If conditions are right, stripe rust can wipe out a crop of winter wheat, costing Oregon farmers millions of dollars. In a state where wheat is the sixth-most valuable commodity, a disease that can devastate crops casts a large economic shadow on the state’s economy.
Plant breeders work hard to develop wheat varieties resistant to stripe rust, but it’s an ongoing issue as the disease pathogen continually evolves and overcomes genetic resistance that breeders generate. This leaves growers in a situation where expensive fungicide chemistries must be applied to protect the cash crop and food security. Climate change is having an impact, too. Weather variability allows different races of the pathogen to overwinter and multiply, when in the past conditions wouldn’t have allowed it.
The pathogen is present most years, but wet weather and humidity are conducive to the spread of the disease. The later stripe rust is found during the growing season the better because the pathogen doesn’t have time to go through replications that allow it to have exponential growth.
A fungicide application can cost anywhere from $4-$35 an acre and that’s just the product. Labor, fuel, tractor maintenance and other outputs add to the price, making control of stripe rust an important issue for growers. The most common chemical used is propiconazole, which is priced at $4 per acre. It can be effective in controlling stripe rust and keep it from spreading, but under certain conditions needs to be applied every three weeks.
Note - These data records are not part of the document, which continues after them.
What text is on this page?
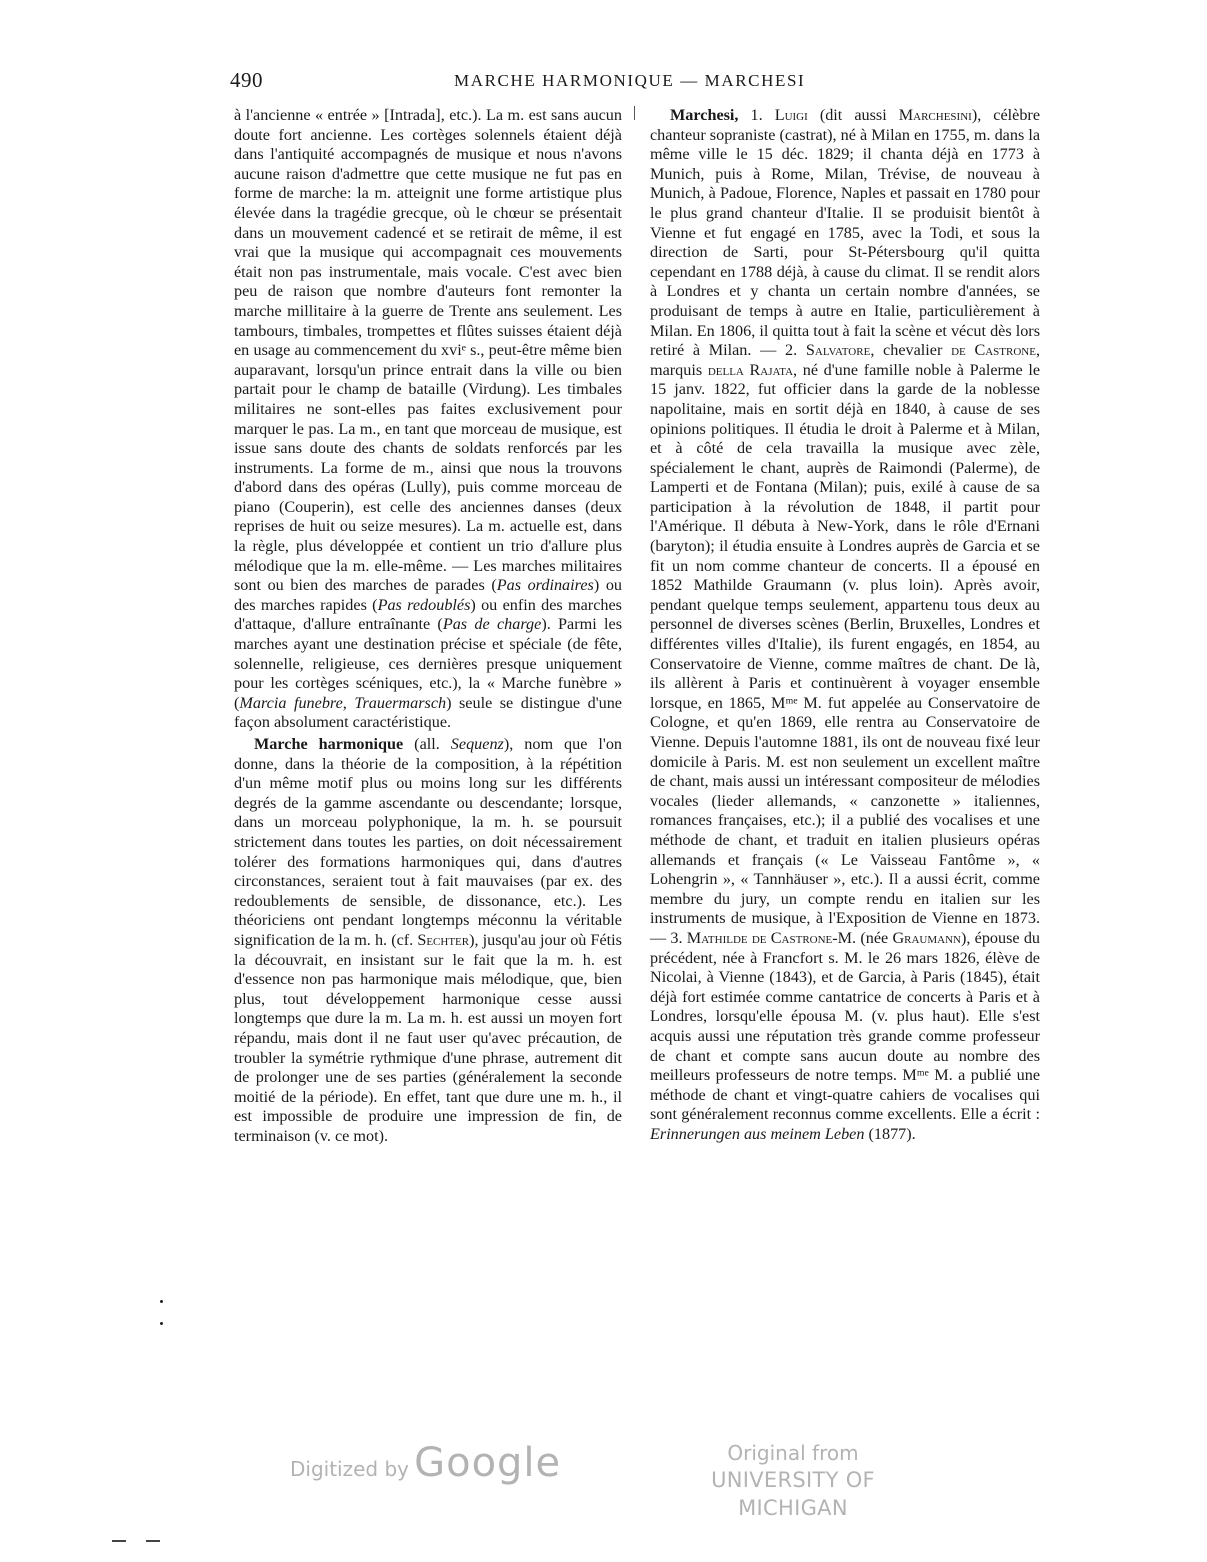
490	MARCHE HARMONIQUE — MARCHESI

à l'ancienne « entrée » [Intrada], etc.). La m. est sans aucun doute fort ancienne. Les cortèges solennels étaient déjà dans l'antiquité accompagnés de musique et nous n'avons aucune raison d'admettre que cette musique ne fut pas en forme de marche: la m. atteignit une forme artistique plus élevée dans la tragédie grecque, où le chœur se présentait dans un mouvement cadencé et se retirait de même, il est vrai que la musique qui accompagnait ces mouvements était non pas instrumentale, mais vocale. C'est avec bien peu de raison que nombre d'auteurs font remonter la marche millitaire à la guerre de Trente ans seulement. Les tambours, timbales, trompettes et flûtes suisses étaient déjà en usage au commencement du xviᵉ s., peut-être même bien auparavant, lorsqu'un prince entrait dans la ville ou bien partait pour le champ de bataille (Virdung). Les timbales militaires ne sont-elles pas faites exclusivement pour marquer le pas. La m., en tant que morceau de musique, est issue sans doute des chants de soldats renforcés par les instruments. La forme de m., ainsi que nous la trouvons d'abord dans des opéras (Lully), puis comme morceau de piano (Couperin), est celle des anciennes danses (deux reprises de huit ou seize mesures). La m. actuelle est, dans la règle, plus développée et contient un trio d'allure plus mélodique que la m. elle-même. — Les marches militaires sont ou bien des marches de parades (Pas ordinaires) ou des marches rapides (Pas redoublés) ou enfin des marches d'attaque, d'allure entraînante (Pas de charge). Parmi les marches ayant une destination précise et spéciale (de fête, solennelle, religieuse, ces dernières presque uniquement pour les cortèges scéniques, etc.), la « Marche funèbre » (Marcia funebre, Trauermarsch) seule se distingue d'une façon absolument caractéristique.

Marche harmonique (all. Sequenz), nom que l'on donne, dans la théorie de la composition, à la répétition d'un même motif plus ou moins long sur les différents degrés de la gamme ascendante ou descendante; lorsque, dans un morceau polyphonique, la m. h. se poursuit strictement dans toutes les parties, on doit nécessairement tolérer des formations harmoniques qui, dans d'autres circonstances, seraient tout à fait mauvaises (par ex. des redoublements de sensible, de dissonance, etc.). Les théoriciens ont pendant longtemps méconnu la véritable signification de la m. h. (cf. Sechter), jusqu'au jour où Fétis la découvrait, en insistant sur le fait que la m. h. est d'essence non pas harmonique mais mélodique, que, bien plus, tout développement harmonique cesse aussi longtemps que dure la m. La m. h. est aussi un moyen fort répandu, mais dont il ne faut user qu'avec précaution, de troubler la symétrie rythmique d'une phrase, autrement dit de prolonger une de ses parties (généralement la seconde moitié de la période). En effet, tant que dure une m. h., il est impossible de produire une impression de fin, de terminaison (v. ce mot).

Marchesi, 1. Luigi (dit aussi Marchesini), célèbre chanteur sopraniste (castrat), né à Milan en 1755, m. dans la même ville le 15 déc. 1829; il chanta déjà en 1773 à Munich, puis à Rome, Milan, Trévise, de nouveau à Munich, à Padoue, Florence, Naples et passait en 1780 pour le plus grand chanteur d'Italie. Il se produisit bientôt à Vienne et fut engagé en 1785, avec la Todi, et sous la direction de Sarti, pour St-Pétersbourg qu'il quitta cependant en 1788 déjà, à cause du climat. Il se rendit alors à Londres et y chanta un certain nombre d'années, se produisant de temps à autre en Italie, particulièrement à Milan. En 1806, il quitta tout à fait la scène et vécut dès lors retiré à Milan. — 2. Salvatore, chevalier de Castrone, marquis della Rajata, né d'une famille noble à Palerme le 15 janv. 1822, fut officier dans la garde de la noblesse napolitaine, mais en sortit déjà en 1840, à cause de ses opinions politiques. Il étudia le droit à Palerme et à Milan, et à côté de cela travailla la musique avec zèle, spécialement le chant, auprès de Raimondi (Palerme), de Lamperti et de Fontana (Milan); puis, exilé à cause de sa participation à la révolution de 1848, il partit pour l'Amérique. Il débuta à New-York, dans le rôle d'Ernani (baryton); il étudia ensuite à Londres auprès de Garcia et se fit un nom comme chanteur de concerts. Il a épousé en 1852 Mathilde Graumann (v. plus loin). Après avoir, pendant quelque temps seulement, appartenu tous deux au personnel de diverses scènes (Berlin, Bruxelles, Londres et différentes villes d'Italie), ils furent engagés, en 1854, au Conservatoire de Vienne, comme maîtres de chant. De là, ils allèrent à Paris et continuèrent à voyager ensemble lorsque, en 1865, Mᵐᵉ M. fut appelée au Conservatoire de Cologne, et qu'en 1869, elle rentra au Conservatoire de Vienne. Depuis l'automne 1881, ils ont de nouveau fixé leur domicile à Paris. M. est non seulement un excellent maître de chant, mais aussi un intéressant compositeur de mélodies vocales (lieder allemands, « canzonette » italiennes, romances françaises, etc.); il a publié des vocalises et une méthode de chant, et traduit en italien plusieurs opéras allemands et français (« Le Vaisseau Fantôme », « Lohengrin », « Tannhäuser », etc.). Il a aussi écrit, comme membre du jury, un compte rendu en italien sur les instruments de musique, à l'Exposition de Vienne en 1873. — 3. Mathilde de Castrone-M. (née Graumann), épouse du précédent, née à Francfort s. M. le 26 mars 1826, élève de Nicolai, à Vienne (1843), et de Garcia, à Paris (1845), était déjà fort estimée comme cantatrice de concerts à Paris et à Londres, lorsqu'elle épousa M. (v. plus haut). Elle s'est acquis aussi une réputation très grande comme professeur de chant et compte sans aucun doute au nombre des meilleurs professeurs de notre temps. Mᵐᵉ M. a publié une méthode de chant et vingt-quatre cahiers de vocalises qui sont généralement reconnus comme excellents. Elle a écrit : Erinnerungen aus meinem Leben (1877).

Digitized by Google	Original from
UNIVERSITY OF MICHIGAN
To help find the right solution, Oregon State University Extension Service and research faculty in Morrow and Umatilla counties are working with growers and looking at the effectiveness of new fungicides. In Umatilla County, Christina Hagerty, OSU dryland cereal pathologist and associate professor in the OSU College of Agricultural Sciences, researches the new formulations coming out every year and reports her findings to farmers who are making complicated decisions. Data are published annually through the American Phytopathological Society, Plant Disease Management Reports.
For her research, Hagerty, who is based at the OSU Columbia Basin Agricultural Research Center, and Grayson Namdar, her faculty research assistant, apply fungicides in a checkerboard pattern to susceptible varieties in trial fields and make weekly visual inspections. The trial fields are harvested, and yield, protein and test weight information are collected. The results give growers the options of knowing if less-expensive fungicides are as effective as more expensive fungicides.
In Morrow County, Larry Lutcher, OSU Extension crops specialist and professor in the OSU College of Agricultural Sciences, covered hundreds of acres in the wheat-swept countryside looking in strategic locations for stripe rust. When he found stripe rust, Lutcher talked to farmers, who talked to their neighbors and the word spread. Knowing they have the fungus in their wheat allows them to plan the most efficient and cost-effective spray schedules.
Lutcher gave treatment recommendations that accounted for about 65,000 acres of wheat in the region with a net savings to farmers of $2.3 million.